“Una ostra que no ha sido herida de algún modo,no puede producir perlas,porque la perla es una herida cicatrizada…”

Ya era casi la hora de salir y yo estaba dando los últimos toques a mi maquillaje, el rímel, el labial, una mirada más en el espejo para evaluar los resultado; sí, está bien. Corrí al dormitorio, me calcé los zapatos, busqué en el cajón de la cómoda el perfume, uno fuerte, intenso, detrás de las orejas, el cuello, las muñecas y el escote. Todo listo,

-¡Ya bajo! grité.

Agarré el abrigo y me disponía a bajar cuando caí en la cuenta de que me faltaba algo… El collar. Volví sobre mis pasos, abrí de nuevo el cajón de la cómoda, saqué el alhajero, lo abrí, y allí estaban, arriba de todo, dos collares, uno de perlas blancas y uno de perlas negras. No los recordaba, los miré un instante, dudé, no había pensado ponerme ninguno de ellos, pero en ese momento me tentaron ambos. ¿Cuál?, el largo, suave y brillante de perlas blancas, o el otro, más corto pero más grande, de perlas negras, facetadas, con reflejos cambiantes según la luz. Bien distintos, pero igualmente adecuados al atuendo y a la ocasión. ¿Cuál elegir?

-¿Demorás? Gritaban desde abajo.

-Fácil me dije, abreviemos, me pongo los dos y decido frente al espejo. De vuelta en el baño y frente a la imagen que me devolvía el espejo, quedé paralizada… los dos collares estaban alrededor de mi cuello, de mis hombros, de mi pecho y de mis brazos enroscándose sobre mí, atándome. Una sensación de ahogo, de carga, de peso y de miedo se apoderó de mí. En lo que sentí como un esfuerzo atroz por liberarme, de un manotazo a tientas sobre mi cuello agarré fuerte y di un tirón. Una bocanada de aire entró por mi garganta, a la vez que una cascada de perlas resbalaba por mi cuerpo y como gotas de lluvia se estrellaban en el piso sin ton ni son, rebotaban y corrían… alivio, libertad…

-¿Qué pasó?, ¿te falta mucho?

Lejano sonaba el apremio que venía de abajo, ante al tintineo desparejo pero armonioso de las perlas que libres de su hilo bailaban y cantaban por todo el baño.

-Nada, murmuré apenas, absorta por aquella melodía, -nada…

Tin tin tin tin, caían y rodaban sin rumbo, tin tin tin

Estaba tan ensimismada contemplando aquella danza, que no escuché los pasos en la escalera,

hasta que dos manos me sujetaron por los hombros, despertándome de golpe.

-¡AY! me asustaste!!! -Se me rompió el collar, contesté contrariada.

-Bueno, ponete otro y vamos que llegamos tarde, como de costumbre.

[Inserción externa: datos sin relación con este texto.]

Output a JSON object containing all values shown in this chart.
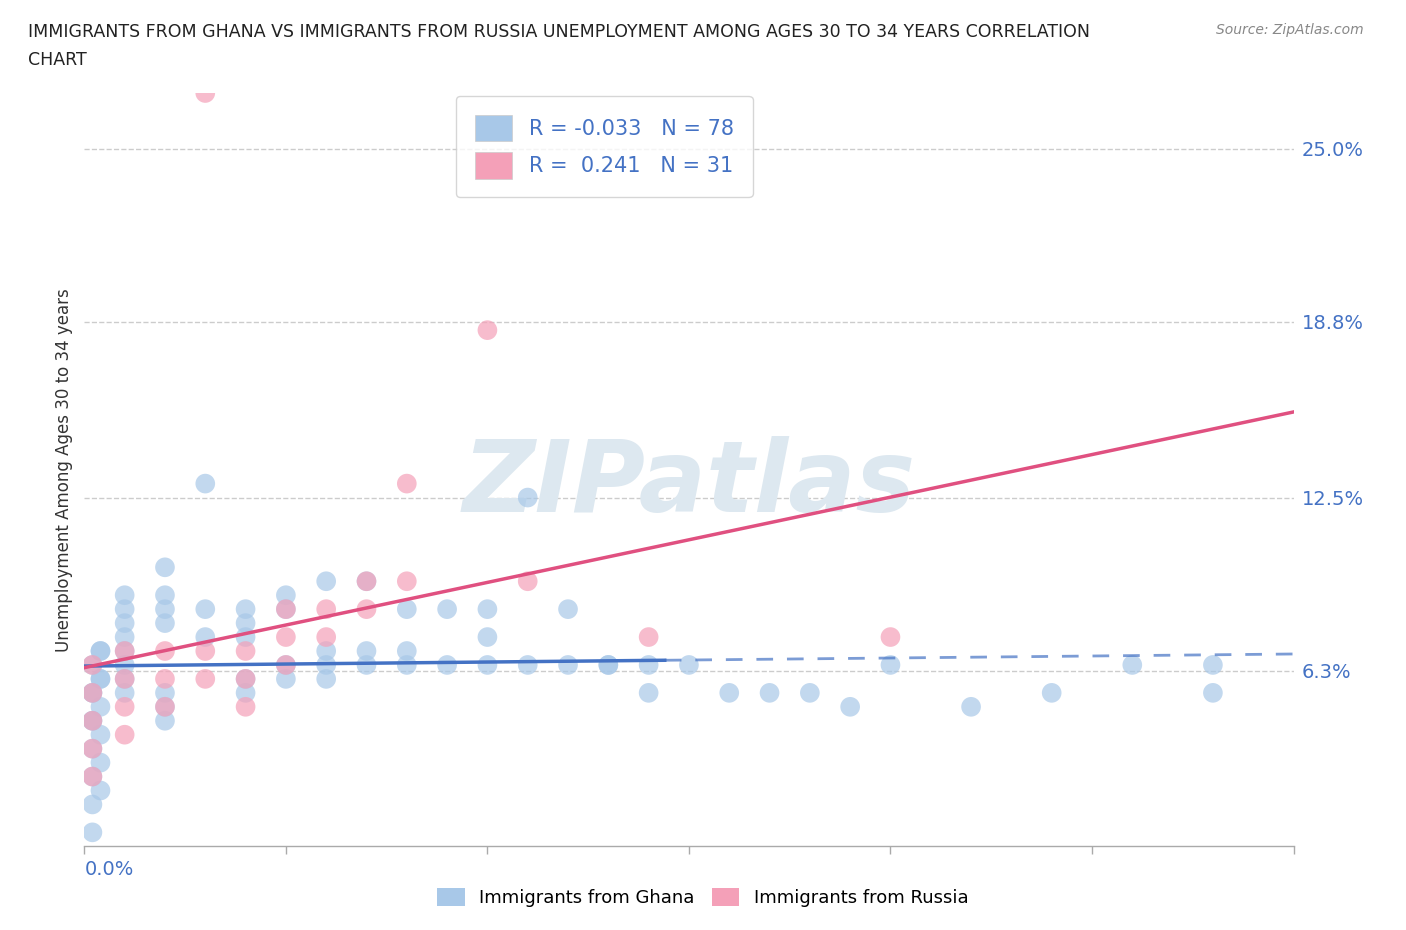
{
  "title_line1": "IMMIGRANTS FROM GHANA VS IMMIGRANTS FROM RUSSIA UNEMPLOYMENT AMONG AGES 30 TO 34 YEARS CORRELATION",
  "title_line2": "CHART",
  "source": "Source: ZipAtlas.com",
  "ylabel": "Unemployment Among Ages 30 to 34 years",
  "xlim": [
    0.0,
    0.15
  ],
  "ylim": [
    0.0,
    0.27
  ],
  "ytick_labels": [
    "6.3%",
    "12.5%",
    "18.8%",
    "25.0%"
  ],
  "ytick_vals": [
    0.063,
    0.125,
    0.188,
    0.25
  ],
  "ghana_color": "#a8c8e8",
  "russia_color": "#f4a0b8",
  "ghana_R": -0.033,
  "ghana_N": 78,
  "russia_R": 0.241,
  "russia_N": 31,
  "ghana_line_color": "#4472c4",
  "russia_line_color": "#e05080",
  "watermark_color": "#dde8f0",
  "ghana_points_x": [
    0.005,
    0.005,
    0.005,
    0.005,
    0.005,
    0.005,
    0.005,
    0.005,
    0.01,
    0.01,
    0.01,
    0.01,
    0.01,
    0.01,
    0.01,
    0.015,
    0.015,
    0.015,
    0.02,
    0.02,
    0.02,
    0.02,
    0.02,
    0.025,
    0.025,
    0.025,
    0.025,
    0.03,
    0.03,
    0.03,
    0.03,
    0.035,
    0.035,
    0.035,
    0.04,
    0.04,
    0.04,
    0.045,
    0.045,
    0.05,
    0.05,
    0.05,
    0.055,
    0.055,
    0.06,
    0.06,
    0.065,
    0.065,
    0.07,
    0.07,
    0.075,
    0.08,
    0.085,
    0.09,
    0.095,
    0.1,
    0.11,
    0.12,
    0.13,
    0.14,
    0.14,
    0.001,
    0.001,
    0.001,
    0.001,
    0.001,
    0.001,
    0.001,
    0.001,
    0.001,
    0.002,
    0.002,
    0.002,
    0.002,
    0.002,
    0.002,
    0.002,
    0.002
  ],
  "ghana_points_y": [
    0.065,
    0.07,
    0.075,
    0.08,
    0.085,
    0.09,
    0.06,
    0.055,
    0.08,
    0.085,
    0.09,
    0.1,
    0.055,
    0.05,
    0.045,
    0.13,
    0.085,
    0.075,
    0.075,
    0.08,
    0.085,
    0.06,
    0.055,
    0.085,
    0.09,
    0.065,
    0.06,
    0.095,
    0.07,
    0.065,
    0.06,
    0.095,
    0.07,
    0.065,
    0.085,
    0.07,
    0.065,
    0.085,
    0.065,
    0.085,
    0.075,
    0.065,
    0.125,
    0.065,
    0.085,
    0.065,
    0.065,
    0.065,
    0.065,
    0.055,
    0.065,
    0.055,
    0.055,
    0.055,
    0.05,
    0.065,
    0.05,
    0.055,
    0.065,
    0.065,
    0.055,
    0.065,
    0.055,
    0.045,
    0.035,
    0.025,
    0.015,
    0.005,
    0.045,
    0.055,
    0.07,
    0.06,
    0.05,
    0.04,
    0.03,
    0.02,
    0.06,
    0.07
  ],
  "russia_points_x": [
    0.001,
    0.001,
    0.001,
    0.001,
    0.001,
    0.005,
    0.005,
    0.005,
    0.005,
    0.01,
    0.01,
    0.01,
    0.015,
    0.015,
    0.02,
    0.02,
    0.02,
    0.025,
    0.025,
    0.025,
    0.03,
    0.03,
    0.035,
    0.035,
    0.04,
    0.05,
    0.055,
    0.07,
    0.1,
    0.015,
    0.04
  ],
  "russia_points_y": [
    0.065,
    0.055,
    0.045,
    0.035,
    0.025,
    0.07,
    0.06,
    0.05,
    0.04,
    0.07,
    0.06,
    0.05,
    0.07,
    0.06,
    0.07,
    0.06,
    0.05,
    0.085,
    0.075,
    0.065,
    0.085,
    0.075,
    0.095,
    0.085,
    0.13,
    0.185,
    0.095,
    0.075,
    0.075,
    0.27,
    0.095
  ]
}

No podía abandonarlas ahí, pero tampoco era el momento de recogerlas. Tomé la chaqueta y bajé, haciendo con mis pasos, eco de los pasos que bajaban delante de mí por la escalera.

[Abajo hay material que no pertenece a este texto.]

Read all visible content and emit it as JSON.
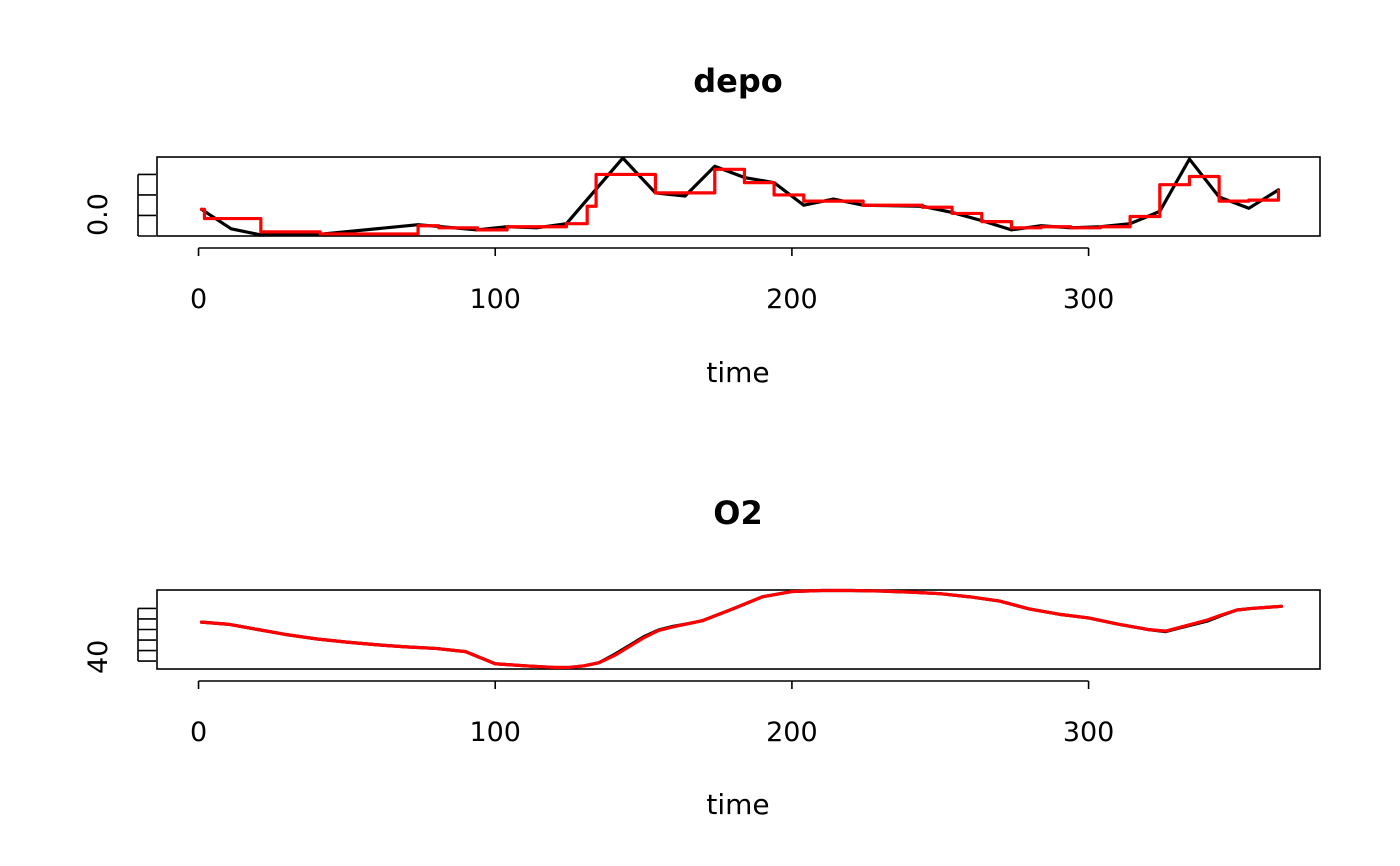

Hoy abrí nuevamente la cajita donde guardo las perlas. Varias veces intenté volver a armarlos, pero ya no quedaban igual; claro, no logré juntarlas todas, algunas se perdieron, aunque a mi me gusta pensar que no, que libremente eligieron partir buscando nuevos rumbos, y que las otras, menos aventureras, disfrutaron su momento, pero más arraigadas a sus orígenes decidieron quedarse y esperar.

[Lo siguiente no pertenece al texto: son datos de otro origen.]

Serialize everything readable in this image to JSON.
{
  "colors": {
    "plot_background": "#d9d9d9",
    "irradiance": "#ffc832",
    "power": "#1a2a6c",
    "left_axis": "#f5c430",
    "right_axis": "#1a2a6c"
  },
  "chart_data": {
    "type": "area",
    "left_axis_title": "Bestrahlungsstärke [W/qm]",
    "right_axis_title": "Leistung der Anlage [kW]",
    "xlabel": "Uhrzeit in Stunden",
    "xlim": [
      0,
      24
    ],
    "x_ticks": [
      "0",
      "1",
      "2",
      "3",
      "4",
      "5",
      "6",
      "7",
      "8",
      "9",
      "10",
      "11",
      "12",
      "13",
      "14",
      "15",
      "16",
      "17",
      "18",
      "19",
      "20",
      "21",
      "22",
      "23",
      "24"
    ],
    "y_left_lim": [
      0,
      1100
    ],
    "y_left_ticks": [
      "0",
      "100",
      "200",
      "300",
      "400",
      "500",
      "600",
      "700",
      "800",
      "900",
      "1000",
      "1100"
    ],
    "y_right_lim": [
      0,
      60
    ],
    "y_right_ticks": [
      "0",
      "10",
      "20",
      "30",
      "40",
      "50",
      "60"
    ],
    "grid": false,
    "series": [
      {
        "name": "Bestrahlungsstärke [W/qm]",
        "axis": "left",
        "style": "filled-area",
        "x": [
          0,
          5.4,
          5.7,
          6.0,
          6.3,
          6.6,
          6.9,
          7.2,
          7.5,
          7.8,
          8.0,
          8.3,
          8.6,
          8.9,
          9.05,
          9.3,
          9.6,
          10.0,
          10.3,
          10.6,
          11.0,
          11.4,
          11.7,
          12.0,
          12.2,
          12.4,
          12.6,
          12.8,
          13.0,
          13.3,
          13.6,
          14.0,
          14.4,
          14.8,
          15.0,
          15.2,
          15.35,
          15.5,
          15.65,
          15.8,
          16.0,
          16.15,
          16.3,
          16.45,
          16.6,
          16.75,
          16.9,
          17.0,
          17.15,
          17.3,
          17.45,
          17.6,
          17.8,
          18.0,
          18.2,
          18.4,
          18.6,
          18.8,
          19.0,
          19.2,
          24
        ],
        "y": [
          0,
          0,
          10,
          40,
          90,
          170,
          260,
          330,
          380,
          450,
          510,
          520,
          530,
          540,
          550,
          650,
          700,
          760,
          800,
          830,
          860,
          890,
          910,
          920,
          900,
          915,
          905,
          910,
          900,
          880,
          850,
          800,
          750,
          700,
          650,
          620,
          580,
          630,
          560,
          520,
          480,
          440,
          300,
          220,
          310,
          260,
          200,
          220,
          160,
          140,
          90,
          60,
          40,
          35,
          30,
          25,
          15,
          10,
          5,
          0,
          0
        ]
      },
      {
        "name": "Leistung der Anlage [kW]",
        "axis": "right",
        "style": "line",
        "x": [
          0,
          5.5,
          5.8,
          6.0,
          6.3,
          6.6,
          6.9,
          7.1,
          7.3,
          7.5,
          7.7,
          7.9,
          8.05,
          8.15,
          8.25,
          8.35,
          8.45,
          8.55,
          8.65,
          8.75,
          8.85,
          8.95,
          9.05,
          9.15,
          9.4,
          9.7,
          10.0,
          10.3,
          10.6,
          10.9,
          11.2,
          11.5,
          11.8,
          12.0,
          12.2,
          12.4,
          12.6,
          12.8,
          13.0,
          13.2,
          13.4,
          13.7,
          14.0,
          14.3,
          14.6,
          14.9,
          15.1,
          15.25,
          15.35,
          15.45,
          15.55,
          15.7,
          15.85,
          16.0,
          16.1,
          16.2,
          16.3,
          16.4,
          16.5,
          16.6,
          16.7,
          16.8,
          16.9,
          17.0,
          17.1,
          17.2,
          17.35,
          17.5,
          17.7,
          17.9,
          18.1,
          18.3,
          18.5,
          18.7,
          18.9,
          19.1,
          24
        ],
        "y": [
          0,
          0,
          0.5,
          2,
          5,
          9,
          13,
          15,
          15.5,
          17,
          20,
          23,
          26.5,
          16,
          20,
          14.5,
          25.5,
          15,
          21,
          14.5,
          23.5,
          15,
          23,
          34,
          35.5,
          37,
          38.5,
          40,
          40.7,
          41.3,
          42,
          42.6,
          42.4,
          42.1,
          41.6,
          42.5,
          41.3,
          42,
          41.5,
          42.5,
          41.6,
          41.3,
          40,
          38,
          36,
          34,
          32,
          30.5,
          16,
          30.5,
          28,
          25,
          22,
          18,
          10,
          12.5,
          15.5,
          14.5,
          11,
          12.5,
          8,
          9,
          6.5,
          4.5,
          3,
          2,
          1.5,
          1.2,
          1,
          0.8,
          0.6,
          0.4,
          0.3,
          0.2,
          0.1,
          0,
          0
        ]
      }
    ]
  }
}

Yo cada tanto las contemplo, las acaricio entre mis dedos, las reconozco una por una, y guardo con ellas en la cajita, la esperanza de poder algún día, de manera cuidadosa, consciente y amorosa, como un orfebre respetuoso de las cualidades del material que trabaja, delicadamente ubicarlas cada una en el lugar que se merece enhebradas en el hilo de mi vida.